Michael Buble's Pulled Out Of Hosting The BRIT Awards But The Reason Makes So Much Sense
18 January 2017, 11:29 | Updated: 4 December 2017, 11:10
Makes so much sense...
When we found out that Michael Buble was going to present the 2017 BRIT Awards, we were pretty excited to say the least! The Canadian showman certainly knows how to impress an audience and his extremely witty personality always comes across whenever he's on a stage.
But the news that he will not now be taking the presenting reins for this year's awards show has just broken, although we totally understand why.
It would've been the first time Michael Buble had ever hosted the show and the O2 Arena would've been the perfect venue for him to showcase his stuff, but he's decided to pull out of his hosting duties to focus on supporting his four year old son Noah, who is currently battling cancer.
Speaking to a tabloid recently, a source said, "It was a difficult call but Michael has decided to pull out of hosting the BRIT Awards. Out of respect for Michael the producers gave him as much time as he needed to make the decision, which they completely understood."
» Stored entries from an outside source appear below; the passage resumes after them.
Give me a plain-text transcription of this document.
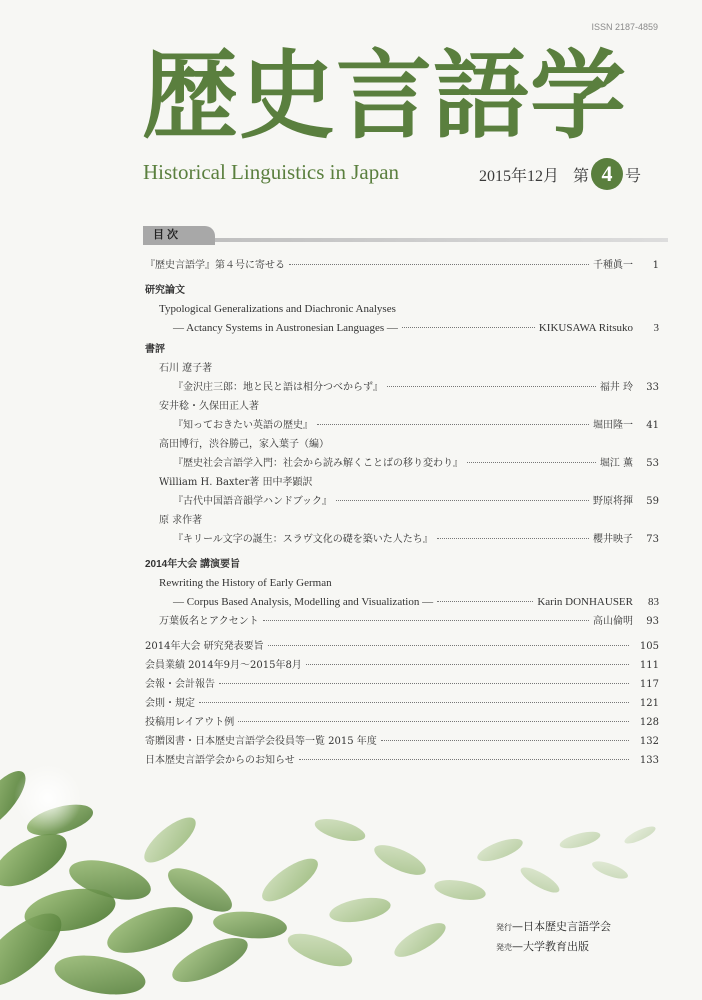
ISSN 2187-4859
歴史言語学
Historical Linguistics in Japan	2015年12月 第 4 号
目 次
『歴史言語学』第４号に寄せる	千種眞一	1
研究論文
Typological Generalizations and Diachronic Analyses
— Actancy Systems in Austronesian Languages —	KIKUSAWA Ritsuko	3
書評
石川 遼子著
『金沢庄三郎：地と民と語は相分つべからず』	福井 玲	33
安井稔・久保田正人著
『知っておきたい英語の歴史』	堀田隆一	41
高田博行，渋谷勝己，家入葉子（編）
『歴史社会言語学入門：社会から読み解くことばの移り変わり』	堀江 薫	53
William H. Baxter著 田中孝顕訳
『古代中国語音韻学ハンドブック』	野原将揮	59
原 求作著
『キリール文字の誕生：スラヴ文化の礎を築いた人たち』	櫻井映子	73
2014年大会 講演要旨
Rewriting the History of Early German
— Corpus Based Analysis, Modelling and Visualization —	Karin DONHAUSER	83
万葉仮名とアクセント	高山倫明	93
2014年大会 研究発表要旨	105
会員業績 2014年9月～2015年8月	111
会報・会計報告	117
会則・規定	121
投稿用レイアウト例	128
寄贈図書・日本歴史言語学会役員等一覧 2015 年度	132
日本歴史言語学会からのお知らせ	133
発行—日本歴史言語学会
発売—大学教育出版
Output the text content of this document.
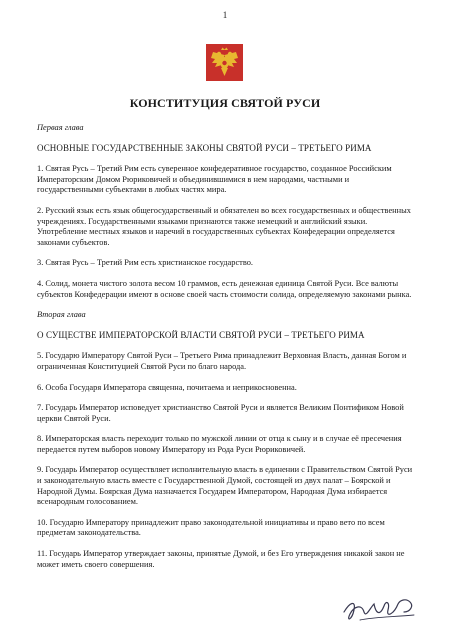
1
КОНСТИТУЦИЯ СВЯТОЙ РУСИ
Первая глава
ОСНОВНЫЕ ГОСУДАРСТВЕННЫЕ ЗАКОНЫ СВЯТОЙ РУСИ – ТРЕТЬЕГО РИМА
1. Святая Русь – Третий Рим есть суверенное конфедеративное государство, созданное Российским Императорским Домом Рюриковичей и объединившимися в нем народами, частными и государственными субъектами в любых частях мира.
2. Русский язык есть язык общегосударственный и обязателен во всех государственных и общественных учреждениях. Государственными языками признаются также немецкий и английский языки. Употребление местных языков и наречий в государственных субъектах Конфедерации определяется законами субъектов.
3. Святая Русь – Третий Рим есть христианское государство.
4. Солид, монета чистого золота весом 10 граммов, есть денежная единица Святой Руси. Все валюты субъектов Конфедерации имеют в основе своей часть стоимости солида, определяемую законами рынка.
Вторая глава
О СУЩЕСТВЕ ИМПЕРАТОРСКОЙ ВЛАСТИ СВЯТОЙ РУСИ – ТРЕТЬЕГО РИМА
5. Государю Императору Святой Руси – Третьего Рима принадлежит Верховная Власть, данная Богом и ограниченная Конституцией Святой Руси по благо народа.
6. Особа Государя Императора священна, почитаема и неприкосновенна.
7. Государь Император исповедует христианство Святой Руси и является Великим Понтификом Новой церкви Святой Руси.
8. Императорская власть переходит только по мужской линии от отца к сыну и в случае её пресечения передается путем выборов новому Императору из Рода Руси Рюриковичей.
9. Государь Император осуществляет исполнительную власть в единении с Правительством Святой Руси и законодательную власть вместе с Государственной Думой, состоящей из двух палат – Боярской и Народной Думы. Боярская Дума назначается Государем Императором, Народная Дума избирается всенародным голосованием.
10. Государю Императору принадлежит право законодательной инициативы и право вето по всем предметам законодательства.
11. Государь Император утверждает законы, принятые Думой, и без Его утверждения никакой закон не может иметь своего совершения.
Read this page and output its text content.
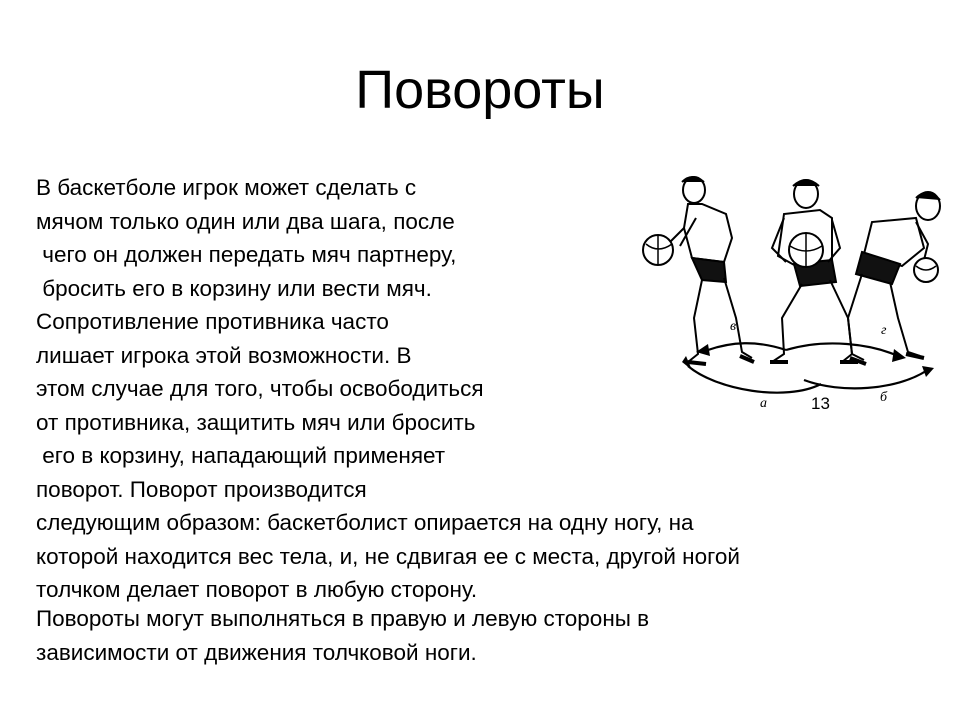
Повороты
В баскетболе игрок может сделать с
мячом только один или два шага, после
чего он должен передать мяч партнеру,
бросить его в корзину или вести мяч.
Сопротивление противника часто
лишает игрока этой возможности. В
этом случае для того, чтобы освободиться
от противника, защитить мяч или бросить
его в корзину, нападающий применяет
поворот. Поворот производится
следующим образом: баскетболист опирается на одну ногу, на
которой находится вес тела, и, не сдвигая ее с места, другой ногой
толчком делает поворот в любую сторону.
Повороты могут выполняться в правую и левую стороны в
зависимости от движения толчковой ноги.
в	г
а	б
13
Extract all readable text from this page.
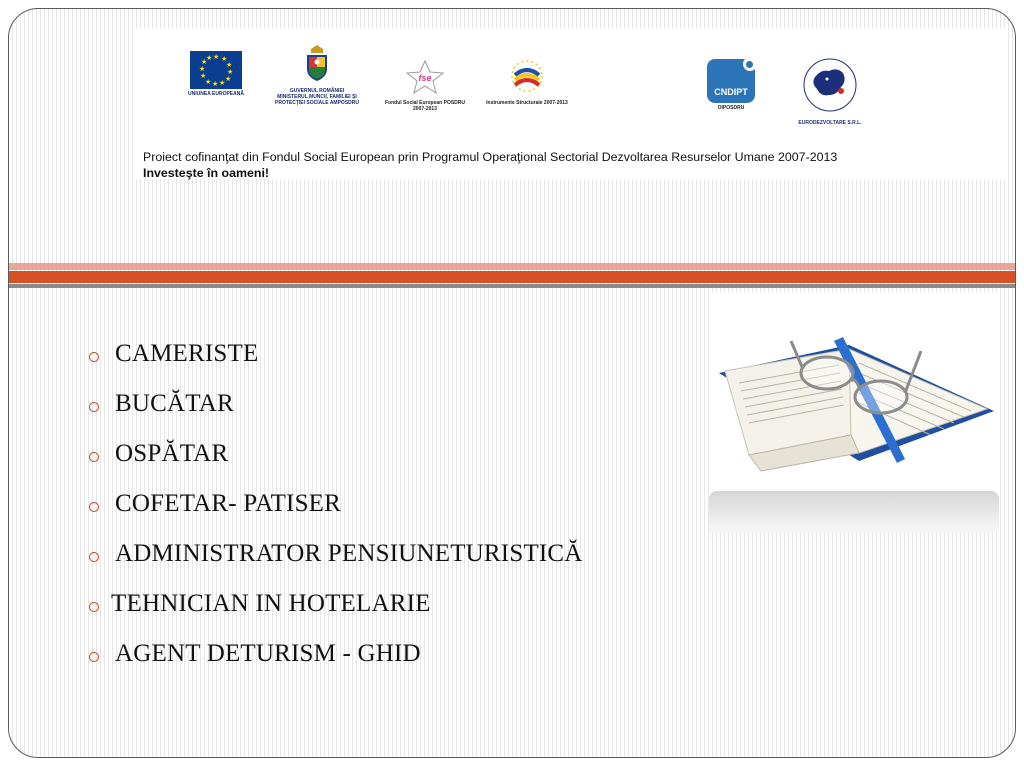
★ ★
★
★
★
★
★
★
★
★
★
★
UNIUNEA EUROPEANĂ	GUVERNUL ROMÂNIEI MINISTERUL MUNCII, FAMILIEI ŞI PROTECŢIEI SOCIALE AMPOSDRU
fse
Fondul Social European POSDRU 2007-2013
Instrumente Structurale 2007-2013
CNDIPT
OIPOSDRU
EURODEZVOLTARE S.R.L.
Proiect cofinanţat din Fondul Social European prin Programul Operaţional Sectorial Dezvoltarea Resurselor Umane 2007-2013
Investeşte în oameni!
CAMERISTE
BUCĂTAR
OSPĂTAR
COFETAR- PATISER
ADMINISTRATOR PENSIUNETURISTICĂ
TEHNICIAN IN HOTELARIE
AGENT DETURISM - GHID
“He would have put a unique stamp on the night so it’s a real shame, but at the moment his priority is his family. They are exploring other options now about who will take his place and a number of people have thrown their hat in the ring.
“No matter who they pick it will be an incredible night.”
TV presenting royalty Ant & Dec have been the usual hosts of the awards show for a number of years, so given how little time there is until the BRITs on 22nd February, the Geordie duo could be called in as late replacements.
Michael Buble and his wife Luisana Lopilato revealed in November 2016 that their son Noah was diagnosed with liver cancer and since then they've both taken time out of their respective careers to spend time with and support their son.
Noah has reportedly been undergoing months of chemotherapy in Los Angeles in order to battle his cancer and according to Michael's sister-in-law, doctors have given him a 90% chance of survival.